My money, though, is on Christie, the man with the keen intellect and sharper tongue.



Texas GOP goes off the rails

A Texas Republican lawmaker thinks state Sen. Wendy Davis should pay for one of three special sessions of the Texas Legislature?

Insanity has gripped this guy by the throat.

State Rep. Giovanni Capriglione told the Fort Worth Star-Telegram that Davis, a Fort Worth Democrat, should reimburse the state for the cost of the special sessions because she led a Democratic filibuster of an anti-abortion bill that was approved during the second special legislative session.

“I am upset at the cost,” Capriglione said. “I think we need to remember why we are having this extra special session. One state senator, in an effort to capture national attention, forced this special session. I firmly believe that Sen. Wendy Davis should reimburse the taxpayers for the entire cost of the second special session. I am sure that she has raised enough money at her Washington, D.C., fundraiser to cover the cost.”

The special session cost the state about $2.4 million.

OK, then how about putting the Republican legislative caucus on the hook for the cost of the third special session after those folks killed a transportation funding bill that Gov. Rick Perry – another Republican – keeps insisting the state needs? Maybe the GOP caucus could pay for all the special sessions after insisting that the Legislature approve the restrictive anti-abortion bill that ignited the partisan firestorm in the first place?

Capriglione is proud that he isn’t accepting the $150 per diem payment for the special session. He purports to be a “fiscal conservative.” He also must not need the money.

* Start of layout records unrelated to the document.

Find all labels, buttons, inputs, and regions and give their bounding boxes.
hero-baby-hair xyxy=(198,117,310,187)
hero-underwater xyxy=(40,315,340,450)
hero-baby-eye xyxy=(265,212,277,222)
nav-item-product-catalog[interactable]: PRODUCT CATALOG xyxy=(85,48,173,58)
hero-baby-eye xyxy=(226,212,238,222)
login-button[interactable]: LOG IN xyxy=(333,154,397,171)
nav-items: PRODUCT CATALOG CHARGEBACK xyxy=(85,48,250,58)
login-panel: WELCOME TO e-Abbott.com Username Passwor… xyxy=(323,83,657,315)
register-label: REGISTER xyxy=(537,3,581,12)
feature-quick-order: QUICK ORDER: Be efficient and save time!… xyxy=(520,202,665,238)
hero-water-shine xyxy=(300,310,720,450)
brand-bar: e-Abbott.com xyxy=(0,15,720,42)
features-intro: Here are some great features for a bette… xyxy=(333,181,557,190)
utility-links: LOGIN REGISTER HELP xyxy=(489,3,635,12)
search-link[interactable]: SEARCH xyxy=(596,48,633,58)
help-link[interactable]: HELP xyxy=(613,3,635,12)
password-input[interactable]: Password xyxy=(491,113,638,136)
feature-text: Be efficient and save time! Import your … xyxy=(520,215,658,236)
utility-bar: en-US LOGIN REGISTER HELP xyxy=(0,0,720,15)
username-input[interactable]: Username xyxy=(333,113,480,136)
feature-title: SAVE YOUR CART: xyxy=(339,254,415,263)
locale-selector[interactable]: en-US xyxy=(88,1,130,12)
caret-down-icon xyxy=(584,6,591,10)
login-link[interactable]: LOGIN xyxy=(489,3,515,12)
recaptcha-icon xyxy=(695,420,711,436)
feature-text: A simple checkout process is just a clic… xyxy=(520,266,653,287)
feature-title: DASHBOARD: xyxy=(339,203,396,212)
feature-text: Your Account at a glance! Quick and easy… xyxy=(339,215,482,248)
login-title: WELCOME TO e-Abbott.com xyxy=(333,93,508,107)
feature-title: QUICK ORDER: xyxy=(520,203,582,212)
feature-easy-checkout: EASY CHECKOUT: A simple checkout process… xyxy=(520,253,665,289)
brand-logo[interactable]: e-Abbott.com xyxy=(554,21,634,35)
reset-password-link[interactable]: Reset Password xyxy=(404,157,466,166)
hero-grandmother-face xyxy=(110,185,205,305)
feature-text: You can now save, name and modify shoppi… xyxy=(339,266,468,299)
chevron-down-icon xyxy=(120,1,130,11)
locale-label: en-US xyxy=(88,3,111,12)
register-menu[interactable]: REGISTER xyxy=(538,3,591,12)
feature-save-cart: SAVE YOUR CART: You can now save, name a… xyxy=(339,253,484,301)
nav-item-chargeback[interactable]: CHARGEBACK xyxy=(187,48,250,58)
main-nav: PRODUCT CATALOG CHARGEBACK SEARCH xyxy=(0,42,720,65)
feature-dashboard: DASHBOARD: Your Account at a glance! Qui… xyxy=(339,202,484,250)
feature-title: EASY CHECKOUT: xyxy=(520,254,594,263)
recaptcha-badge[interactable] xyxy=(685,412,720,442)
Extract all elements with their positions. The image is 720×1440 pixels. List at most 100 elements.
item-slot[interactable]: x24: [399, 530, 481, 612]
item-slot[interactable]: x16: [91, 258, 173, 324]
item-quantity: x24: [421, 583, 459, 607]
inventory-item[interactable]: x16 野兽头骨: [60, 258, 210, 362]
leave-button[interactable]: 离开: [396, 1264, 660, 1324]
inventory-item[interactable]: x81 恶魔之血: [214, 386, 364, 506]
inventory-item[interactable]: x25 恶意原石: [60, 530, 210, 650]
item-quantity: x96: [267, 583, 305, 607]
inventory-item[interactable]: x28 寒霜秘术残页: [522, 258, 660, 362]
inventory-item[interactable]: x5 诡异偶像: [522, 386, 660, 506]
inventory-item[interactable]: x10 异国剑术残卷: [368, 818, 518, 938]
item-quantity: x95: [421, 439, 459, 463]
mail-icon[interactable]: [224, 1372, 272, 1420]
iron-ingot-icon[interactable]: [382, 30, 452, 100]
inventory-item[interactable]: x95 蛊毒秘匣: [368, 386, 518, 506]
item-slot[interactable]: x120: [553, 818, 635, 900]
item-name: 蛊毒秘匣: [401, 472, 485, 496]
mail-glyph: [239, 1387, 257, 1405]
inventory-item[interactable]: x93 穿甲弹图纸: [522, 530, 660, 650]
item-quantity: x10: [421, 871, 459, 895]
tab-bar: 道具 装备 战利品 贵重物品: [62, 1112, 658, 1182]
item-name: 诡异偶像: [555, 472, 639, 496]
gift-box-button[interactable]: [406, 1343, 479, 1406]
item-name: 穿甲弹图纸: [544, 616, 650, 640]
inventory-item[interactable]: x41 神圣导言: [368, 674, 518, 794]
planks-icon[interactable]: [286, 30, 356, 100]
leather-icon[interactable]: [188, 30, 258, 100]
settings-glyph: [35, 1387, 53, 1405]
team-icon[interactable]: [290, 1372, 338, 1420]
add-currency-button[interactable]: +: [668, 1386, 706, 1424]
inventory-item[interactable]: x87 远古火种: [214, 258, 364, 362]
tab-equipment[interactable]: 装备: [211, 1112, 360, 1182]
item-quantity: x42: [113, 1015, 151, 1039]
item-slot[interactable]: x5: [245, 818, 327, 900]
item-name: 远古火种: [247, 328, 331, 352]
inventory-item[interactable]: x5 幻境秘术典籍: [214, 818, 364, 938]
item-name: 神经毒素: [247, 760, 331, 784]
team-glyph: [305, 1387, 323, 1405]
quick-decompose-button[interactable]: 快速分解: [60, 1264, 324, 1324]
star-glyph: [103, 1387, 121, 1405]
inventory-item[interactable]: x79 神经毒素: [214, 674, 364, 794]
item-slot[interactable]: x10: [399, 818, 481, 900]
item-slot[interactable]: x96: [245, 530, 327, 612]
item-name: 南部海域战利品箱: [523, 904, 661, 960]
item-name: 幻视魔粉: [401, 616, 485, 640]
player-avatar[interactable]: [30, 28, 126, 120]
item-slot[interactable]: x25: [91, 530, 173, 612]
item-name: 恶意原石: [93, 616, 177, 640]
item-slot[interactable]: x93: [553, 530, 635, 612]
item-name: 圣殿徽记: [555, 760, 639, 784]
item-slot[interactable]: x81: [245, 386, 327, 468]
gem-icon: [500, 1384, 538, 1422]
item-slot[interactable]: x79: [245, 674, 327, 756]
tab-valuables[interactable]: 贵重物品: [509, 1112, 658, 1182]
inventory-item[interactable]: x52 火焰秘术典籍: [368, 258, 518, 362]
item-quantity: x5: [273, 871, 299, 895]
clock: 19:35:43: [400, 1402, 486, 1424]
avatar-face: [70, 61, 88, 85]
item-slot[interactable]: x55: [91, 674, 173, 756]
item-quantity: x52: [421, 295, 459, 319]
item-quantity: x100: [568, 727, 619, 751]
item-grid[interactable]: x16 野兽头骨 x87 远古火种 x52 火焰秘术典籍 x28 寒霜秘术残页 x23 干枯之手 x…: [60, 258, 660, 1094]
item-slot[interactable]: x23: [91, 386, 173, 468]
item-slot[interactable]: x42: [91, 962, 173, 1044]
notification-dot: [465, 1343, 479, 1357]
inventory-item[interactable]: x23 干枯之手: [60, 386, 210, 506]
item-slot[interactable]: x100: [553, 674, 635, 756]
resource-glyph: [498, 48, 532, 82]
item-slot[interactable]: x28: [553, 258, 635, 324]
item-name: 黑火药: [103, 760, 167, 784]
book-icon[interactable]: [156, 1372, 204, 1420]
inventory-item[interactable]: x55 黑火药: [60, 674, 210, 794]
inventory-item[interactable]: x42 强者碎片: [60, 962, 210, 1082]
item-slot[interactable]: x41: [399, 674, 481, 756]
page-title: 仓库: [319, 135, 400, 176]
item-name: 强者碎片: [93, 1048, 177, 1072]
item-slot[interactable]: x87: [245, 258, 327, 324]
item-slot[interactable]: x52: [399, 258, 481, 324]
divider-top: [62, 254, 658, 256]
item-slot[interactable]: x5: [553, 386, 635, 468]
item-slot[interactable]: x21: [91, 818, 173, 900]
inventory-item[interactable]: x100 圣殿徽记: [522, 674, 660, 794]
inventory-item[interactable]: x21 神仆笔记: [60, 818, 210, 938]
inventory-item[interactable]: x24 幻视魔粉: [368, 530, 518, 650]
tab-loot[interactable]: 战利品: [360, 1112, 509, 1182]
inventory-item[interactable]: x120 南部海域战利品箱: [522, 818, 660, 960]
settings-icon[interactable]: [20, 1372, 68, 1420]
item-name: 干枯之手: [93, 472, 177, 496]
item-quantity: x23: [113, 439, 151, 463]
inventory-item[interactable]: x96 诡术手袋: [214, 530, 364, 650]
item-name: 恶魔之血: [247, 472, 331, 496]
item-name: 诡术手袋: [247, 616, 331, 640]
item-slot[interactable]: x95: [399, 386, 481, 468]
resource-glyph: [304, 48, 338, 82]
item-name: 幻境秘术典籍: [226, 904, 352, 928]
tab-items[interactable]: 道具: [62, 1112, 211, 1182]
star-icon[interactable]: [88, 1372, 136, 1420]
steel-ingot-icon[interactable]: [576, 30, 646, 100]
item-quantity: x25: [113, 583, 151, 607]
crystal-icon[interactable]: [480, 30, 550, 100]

Some legislators’ penchant for grandstanding knows no bounds.

Foes ignore Obama successes

The link attached to the blog attacks Fox News Channel for virtually ignoring some positive economic news.

I get that FNC – particularly the hosts of the “Fox and Friends” morning talk show – often ignore good economic news when it speaks to the success of President Obama’s economic policy.

However, such reaction is not really unique to this president and his foes. Other media outlets have done so over many decades of reporting. Left-leaning MSNBC wasn’t too keen on reporting successes during the George W. Bush administration – although looking back on it now it’s difficult to recall any specifics.

And Fox’s ignoring of this data mirrors Obama’s political foes on the right who’ve done the same thing. Any tick in the wrong direction and those critics are all over the president with loud and forceful critiques. Any movement in the right direction you get … well, silence. Yes, it cuts both ways.

What makes the Media Matters tattling on Fox so troublesome, though, is that the network calls itself “fair and balanced.” I keep scratching my head over that self-description. It’s neither fair or balanced. Is MSNBC fair and balanced? Well, no, but that network doesn’t trumpet itself so loudly as possessing either characteristic. To be sure, Media Matters is clearly a left-leaning watchdog organization.

CNN is another whipping child for political conservatives. CNN’s “sin,” according to the mainstream conservative media, is that the network doesn’t shill for the right wing the way Fox does. Instead, it reports the news with, shall we say, fairness and balance. It also offers a wide range of ideological punditry – with the likes of Newt Gingrich and Rich Lowry on the right and Paul Begala and Donna Brazile on the left.

My only advice to Fox and its supporters is this: The network should stop using the false “fair and balanced” public relations ploy. Using such language to describe itself only exposes FNC to critics who can see through the network’s thinly veiled ideology.